Interest is the cost you pay to borrow money or the compensation you receive for lending money. Simple interest is interest that is only calculated on the initial sum (the "principal") borrowed or deposited. Generally, simple interest is set as a fixed percentage for the duration of a loan. No matter how often simple interest is calculated, it only applies to this original principal amount. In other words, future interest payments won't be affected by previously accrued interest.
Simple Interest Formula
The basic simple interest formula is:
Simple Interest = Principal x Interest Rate x Time
I = P x r x t
In this formula:
- I = Total simple interest
- P = Principal amount or the original balance
- r = Annual interest rate (as a decimal)
- t = Loan term in years
You can manipulate "t" to calculate interest according to the actual period. For instance, if you wanted to calculate interest over six months, your "t" value would equal 0.5.
Simple Interest Example
Let's say you take out a $10,000 loan at 5% annual simple interest to repay over five years. You want to know your total interest payment for the entire loan.
Total Interest = $10,000 x 0.05 x 5 = $2,500
End Balance = $10,000 + $2,500 = $12,500
Now that you know your total interest, you can use this value to determine your total loan repayment required ($12,500). You can also divide the value to determine how much interest you'd pay daily or monthly.
How to Use This Simple Interest Calculator
- 1
Choose a Calculation Mode
Select one of four tabs: Balance, Principal, Term, or Rate. Each mode solves for a different unknown variable while using the others as inputs.
- 2
Enter Your Values
Fill in the principal amount, interest rate, and term. Choose whether the rate is per year or per month, and whether the term is in years or months.
- 3
Click Calculate
Press the Calculate button to see your results. The calculator displays the end balance, total interest, step-by-step calculation breakdown, and visual charts.
- 4
Review the Schedule
Scroll down to see a yearly schedule showing the interest earned and running balance for each year of the term.
Simple Interest vs. Compound Interest
Compound interest accrues interest on both the initial principal and any accumulated interest. Unlike simple interest, where you only pay interest on the original balance, compound interest means you pay interest on interest too.

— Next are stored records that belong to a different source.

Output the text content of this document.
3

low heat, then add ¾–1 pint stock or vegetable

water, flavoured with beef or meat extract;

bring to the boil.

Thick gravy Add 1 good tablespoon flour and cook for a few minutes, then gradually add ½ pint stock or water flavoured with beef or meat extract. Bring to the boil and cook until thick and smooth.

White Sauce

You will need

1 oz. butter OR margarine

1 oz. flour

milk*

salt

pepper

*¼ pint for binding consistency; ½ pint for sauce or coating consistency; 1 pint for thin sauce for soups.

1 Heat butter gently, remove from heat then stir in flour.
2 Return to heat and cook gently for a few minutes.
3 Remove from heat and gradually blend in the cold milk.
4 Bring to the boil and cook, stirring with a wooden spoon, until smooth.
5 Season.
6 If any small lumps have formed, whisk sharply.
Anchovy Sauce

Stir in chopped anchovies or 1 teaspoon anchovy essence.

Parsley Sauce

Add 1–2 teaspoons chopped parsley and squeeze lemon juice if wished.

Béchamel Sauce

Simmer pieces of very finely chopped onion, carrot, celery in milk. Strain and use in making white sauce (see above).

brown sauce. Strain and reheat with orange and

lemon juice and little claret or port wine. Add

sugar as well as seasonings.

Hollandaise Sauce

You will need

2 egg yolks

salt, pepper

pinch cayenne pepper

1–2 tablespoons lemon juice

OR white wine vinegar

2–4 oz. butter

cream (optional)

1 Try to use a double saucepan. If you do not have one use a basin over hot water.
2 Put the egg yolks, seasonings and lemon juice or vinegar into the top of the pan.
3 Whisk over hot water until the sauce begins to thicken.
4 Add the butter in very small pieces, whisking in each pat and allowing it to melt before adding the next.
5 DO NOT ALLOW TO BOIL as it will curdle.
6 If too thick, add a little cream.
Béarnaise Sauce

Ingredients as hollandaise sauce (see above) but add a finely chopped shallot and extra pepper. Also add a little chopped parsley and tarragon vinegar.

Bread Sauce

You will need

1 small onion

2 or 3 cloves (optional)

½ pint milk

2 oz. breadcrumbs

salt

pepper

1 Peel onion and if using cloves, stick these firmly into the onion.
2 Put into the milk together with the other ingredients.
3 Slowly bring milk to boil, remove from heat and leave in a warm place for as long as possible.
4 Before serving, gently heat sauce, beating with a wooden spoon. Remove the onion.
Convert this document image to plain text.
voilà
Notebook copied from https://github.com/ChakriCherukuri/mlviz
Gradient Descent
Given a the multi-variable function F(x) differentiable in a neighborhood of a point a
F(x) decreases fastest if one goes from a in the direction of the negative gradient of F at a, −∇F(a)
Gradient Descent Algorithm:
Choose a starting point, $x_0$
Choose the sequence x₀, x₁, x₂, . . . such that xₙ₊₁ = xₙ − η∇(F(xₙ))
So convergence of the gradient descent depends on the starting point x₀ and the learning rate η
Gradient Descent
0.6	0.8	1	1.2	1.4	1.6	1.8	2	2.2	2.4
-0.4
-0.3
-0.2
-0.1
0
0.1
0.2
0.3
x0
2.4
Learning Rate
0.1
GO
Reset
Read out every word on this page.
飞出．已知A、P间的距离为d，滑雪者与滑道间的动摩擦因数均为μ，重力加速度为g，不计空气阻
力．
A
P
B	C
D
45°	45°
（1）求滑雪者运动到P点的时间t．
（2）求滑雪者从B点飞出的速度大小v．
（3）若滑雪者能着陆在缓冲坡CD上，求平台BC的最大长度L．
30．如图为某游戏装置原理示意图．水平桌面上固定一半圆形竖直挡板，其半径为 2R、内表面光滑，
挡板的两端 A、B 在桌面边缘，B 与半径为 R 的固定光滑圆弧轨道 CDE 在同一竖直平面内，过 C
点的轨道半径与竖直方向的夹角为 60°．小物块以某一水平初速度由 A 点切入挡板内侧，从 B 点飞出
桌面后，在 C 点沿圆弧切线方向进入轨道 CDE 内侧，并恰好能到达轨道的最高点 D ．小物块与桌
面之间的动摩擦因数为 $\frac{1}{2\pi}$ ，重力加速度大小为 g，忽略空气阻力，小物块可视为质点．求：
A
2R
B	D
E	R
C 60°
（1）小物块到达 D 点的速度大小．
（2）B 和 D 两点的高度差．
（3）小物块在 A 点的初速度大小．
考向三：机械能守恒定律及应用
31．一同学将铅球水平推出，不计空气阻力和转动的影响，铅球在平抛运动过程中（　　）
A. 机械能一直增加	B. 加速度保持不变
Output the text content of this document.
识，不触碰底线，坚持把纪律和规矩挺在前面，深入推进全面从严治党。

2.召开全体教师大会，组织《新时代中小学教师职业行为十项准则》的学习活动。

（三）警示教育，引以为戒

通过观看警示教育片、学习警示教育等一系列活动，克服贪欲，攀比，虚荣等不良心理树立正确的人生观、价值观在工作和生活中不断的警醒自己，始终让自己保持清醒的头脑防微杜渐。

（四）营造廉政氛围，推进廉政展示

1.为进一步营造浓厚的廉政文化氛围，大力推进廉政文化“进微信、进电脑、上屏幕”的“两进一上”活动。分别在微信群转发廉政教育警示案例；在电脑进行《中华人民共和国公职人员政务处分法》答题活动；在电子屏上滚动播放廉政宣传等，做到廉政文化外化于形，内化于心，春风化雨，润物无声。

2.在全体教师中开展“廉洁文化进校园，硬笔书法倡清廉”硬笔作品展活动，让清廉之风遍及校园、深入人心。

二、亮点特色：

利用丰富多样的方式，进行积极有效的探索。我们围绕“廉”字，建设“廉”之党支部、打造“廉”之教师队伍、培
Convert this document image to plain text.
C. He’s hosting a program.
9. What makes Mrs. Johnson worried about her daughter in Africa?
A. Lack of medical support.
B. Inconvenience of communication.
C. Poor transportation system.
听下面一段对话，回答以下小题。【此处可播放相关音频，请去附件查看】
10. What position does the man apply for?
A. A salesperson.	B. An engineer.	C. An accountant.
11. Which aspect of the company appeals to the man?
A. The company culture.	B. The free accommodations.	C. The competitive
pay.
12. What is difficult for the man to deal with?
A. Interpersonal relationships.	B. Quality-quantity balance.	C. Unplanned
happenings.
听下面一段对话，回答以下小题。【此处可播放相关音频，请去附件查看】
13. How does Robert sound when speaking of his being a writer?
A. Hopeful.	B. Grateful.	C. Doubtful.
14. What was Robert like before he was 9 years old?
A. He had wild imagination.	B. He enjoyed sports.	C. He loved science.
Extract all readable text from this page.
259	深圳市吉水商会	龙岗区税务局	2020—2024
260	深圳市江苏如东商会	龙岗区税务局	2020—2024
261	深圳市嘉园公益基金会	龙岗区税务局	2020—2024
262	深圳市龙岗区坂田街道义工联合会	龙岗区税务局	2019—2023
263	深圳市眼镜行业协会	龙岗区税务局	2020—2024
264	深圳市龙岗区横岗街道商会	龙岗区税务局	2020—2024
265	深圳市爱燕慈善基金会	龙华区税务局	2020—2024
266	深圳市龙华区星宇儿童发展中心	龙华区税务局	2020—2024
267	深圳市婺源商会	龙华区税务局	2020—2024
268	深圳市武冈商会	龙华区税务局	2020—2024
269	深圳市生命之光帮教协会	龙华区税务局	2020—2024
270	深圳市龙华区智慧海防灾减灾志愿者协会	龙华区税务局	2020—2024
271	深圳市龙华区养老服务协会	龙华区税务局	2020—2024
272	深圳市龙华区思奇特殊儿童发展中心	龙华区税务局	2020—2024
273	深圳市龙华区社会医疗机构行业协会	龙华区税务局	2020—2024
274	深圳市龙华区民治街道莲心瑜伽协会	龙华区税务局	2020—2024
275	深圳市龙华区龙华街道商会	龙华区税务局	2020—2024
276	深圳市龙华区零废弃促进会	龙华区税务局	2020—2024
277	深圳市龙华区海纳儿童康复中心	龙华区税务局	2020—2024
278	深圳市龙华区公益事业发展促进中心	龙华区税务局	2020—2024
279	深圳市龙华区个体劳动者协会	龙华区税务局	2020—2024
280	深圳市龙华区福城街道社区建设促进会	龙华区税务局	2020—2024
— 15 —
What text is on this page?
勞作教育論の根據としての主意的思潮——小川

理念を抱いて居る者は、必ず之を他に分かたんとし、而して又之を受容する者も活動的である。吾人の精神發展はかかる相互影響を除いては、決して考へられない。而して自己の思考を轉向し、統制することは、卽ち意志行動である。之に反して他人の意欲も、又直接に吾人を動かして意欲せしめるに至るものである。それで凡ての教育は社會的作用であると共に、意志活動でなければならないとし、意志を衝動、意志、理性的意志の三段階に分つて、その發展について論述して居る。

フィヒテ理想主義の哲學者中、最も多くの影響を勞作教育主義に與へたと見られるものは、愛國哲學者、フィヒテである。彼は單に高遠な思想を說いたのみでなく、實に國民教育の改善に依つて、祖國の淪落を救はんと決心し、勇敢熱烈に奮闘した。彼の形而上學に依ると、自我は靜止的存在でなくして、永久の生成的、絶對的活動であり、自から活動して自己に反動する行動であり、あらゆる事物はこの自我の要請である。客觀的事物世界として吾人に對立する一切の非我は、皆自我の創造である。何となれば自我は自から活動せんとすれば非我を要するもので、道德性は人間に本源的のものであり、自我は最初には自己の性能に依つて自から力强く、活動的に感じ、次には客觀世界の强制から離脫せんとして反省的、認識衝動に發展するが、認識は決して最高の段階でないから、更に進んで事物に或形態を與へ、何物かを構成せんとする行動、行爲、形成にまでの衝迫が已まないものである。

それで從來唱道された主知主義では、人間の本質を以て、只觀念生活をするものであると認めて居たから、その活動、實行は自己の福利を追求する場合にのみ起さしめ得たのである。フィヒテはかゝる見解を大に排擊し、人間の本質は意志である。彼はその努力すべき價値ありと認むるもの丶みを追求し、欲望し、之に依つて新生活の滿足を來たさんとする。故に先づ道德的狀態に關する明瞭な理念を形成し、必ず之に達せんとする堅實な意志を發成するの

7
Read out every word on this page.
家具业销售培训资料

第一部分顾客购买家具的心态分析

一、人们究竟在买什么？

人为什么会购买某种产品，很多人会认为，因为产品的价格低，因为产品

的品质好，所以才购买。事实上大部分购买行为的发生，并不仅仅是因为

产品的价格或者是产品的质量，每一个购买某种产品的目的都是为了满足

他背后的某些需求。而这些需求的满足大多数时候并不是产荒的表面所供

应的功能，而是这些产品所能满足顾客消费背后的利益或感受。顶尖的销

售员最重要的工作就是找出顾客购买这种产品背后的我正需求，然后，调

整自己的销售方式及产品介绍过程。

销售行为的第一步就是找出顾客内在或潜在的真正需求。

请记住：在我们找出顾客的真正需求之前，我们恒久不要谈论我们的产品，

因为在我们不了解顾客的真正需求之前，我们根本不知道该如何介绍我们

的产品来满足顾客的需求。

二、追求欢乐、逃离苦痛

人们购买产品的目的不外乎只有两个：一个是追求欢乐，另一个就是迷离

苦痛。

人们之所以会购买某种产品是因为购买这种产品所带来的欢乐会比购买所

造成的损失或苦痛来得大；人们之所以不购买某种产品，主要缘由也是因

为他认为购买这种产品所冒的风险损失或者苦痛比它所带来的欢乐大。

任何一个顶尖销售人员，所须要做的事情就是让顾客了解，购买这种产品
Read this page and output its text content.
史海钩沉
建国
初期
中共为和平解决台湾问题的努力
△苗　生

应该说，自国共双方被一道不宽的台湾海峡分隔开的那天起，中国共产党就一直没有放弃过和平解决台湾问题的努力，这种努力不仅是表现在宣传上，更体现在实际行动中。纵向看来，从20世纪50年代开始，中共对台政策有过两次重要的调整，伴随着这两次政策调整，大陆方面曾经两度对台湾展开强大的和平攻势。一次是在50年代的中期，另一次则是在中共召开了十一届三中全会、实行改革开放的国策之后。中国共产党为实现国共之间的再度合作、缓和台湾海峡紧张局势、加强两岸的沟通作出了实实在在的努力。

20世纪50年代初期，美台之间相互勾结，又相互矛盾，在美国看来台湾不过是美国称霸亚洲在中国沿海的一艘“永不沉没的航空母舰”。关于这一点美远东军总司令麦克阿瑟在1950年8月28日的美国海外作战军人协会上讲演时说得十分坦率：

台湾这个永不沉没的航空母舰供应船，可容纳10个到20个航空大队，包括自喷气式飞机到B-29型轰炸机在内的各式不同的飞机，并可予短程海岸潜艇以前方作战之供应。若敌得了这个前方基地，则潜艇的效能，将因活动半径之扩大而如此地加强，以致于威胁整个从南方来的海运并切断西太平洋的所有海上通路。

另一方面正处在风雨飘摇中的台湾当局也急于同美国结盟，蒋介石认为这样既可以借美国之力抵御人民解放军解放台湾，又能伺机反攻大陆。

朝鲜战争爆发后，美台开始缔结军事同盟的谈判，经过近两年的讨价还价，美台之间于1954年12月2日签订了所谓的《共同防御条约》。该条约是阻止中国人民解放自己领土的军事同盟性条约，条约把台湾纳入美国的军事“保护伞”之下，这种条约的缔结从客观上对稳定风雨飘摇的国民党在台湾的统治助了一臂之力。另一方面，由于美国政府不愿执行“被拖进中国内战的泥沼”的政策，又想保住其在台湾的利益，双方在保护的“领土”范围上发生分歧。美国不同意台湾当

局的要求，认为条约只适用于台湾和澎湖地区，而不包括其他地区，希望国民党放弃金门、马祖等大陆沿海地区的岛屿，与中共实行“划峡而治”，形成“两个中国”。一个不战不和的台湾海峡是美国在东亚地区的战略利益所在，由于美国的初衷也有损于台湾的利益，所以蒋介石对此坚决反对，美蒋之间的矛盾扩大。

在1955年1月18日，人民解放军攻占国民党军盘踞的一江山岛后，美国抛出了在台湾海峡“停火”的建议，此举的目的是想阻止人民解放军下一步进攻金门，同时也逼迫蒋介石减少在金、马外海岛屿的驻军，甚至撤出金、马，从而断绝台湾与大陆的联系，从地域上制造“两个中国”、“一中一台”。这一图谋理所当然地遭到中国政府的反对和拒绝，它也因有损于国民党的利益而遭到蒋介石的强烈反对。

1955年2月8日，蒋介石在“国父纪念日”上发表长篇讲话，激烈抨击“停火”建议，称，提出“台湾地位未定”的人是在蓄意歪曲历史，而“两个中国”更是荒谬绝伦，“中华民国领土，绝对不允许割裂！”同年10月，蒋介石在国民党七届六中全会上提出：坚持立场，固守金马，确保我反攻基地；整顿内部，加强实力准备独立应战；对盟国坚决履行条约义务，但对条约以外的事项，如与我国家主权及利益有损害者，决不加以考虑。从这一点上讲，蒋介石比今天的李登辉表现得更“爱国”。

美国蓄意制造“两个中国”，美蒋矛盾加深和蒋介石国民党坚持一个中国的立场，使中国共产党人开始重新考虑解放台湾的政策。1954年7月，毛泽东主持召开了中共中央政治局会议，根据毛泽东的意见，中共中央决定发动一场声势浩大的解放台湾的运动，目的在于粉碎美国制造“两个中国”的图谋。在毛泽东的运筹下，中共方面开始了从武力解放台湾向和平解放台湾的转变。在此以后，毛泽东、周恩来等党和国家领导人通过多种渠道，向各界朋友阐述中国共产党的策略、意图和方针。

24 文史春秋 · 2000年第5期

For a quick comparison, consider a $10,000 loan at 5% interest repaid over five years. With simple interest, you'd repay $12,500 total. With compound interest (compounded monthly), you'd repay $12,833.59. Over time, the difference between simple and compound interest grows exponentially.
Simple Interest
Interest is calculated only on the original principal. Growth is linear. Better for borrowers as you pay less total interest.
Compound Interest
Interest is calculated on principal plus accumulated interest. Growth is exponential. Better for investors as your money grows faster.
What Financial Instruments Use Simple Interest?
Simple interest works in your favor as a borrower, since you're only paying interest on the original balance. You may see simple interest on short-term loans, auto loans, and some personal loans. Some bonds also pay an interest coupon based on simple interest. However, most checking and savings accounts, as well as credit cards, operate using compound interest.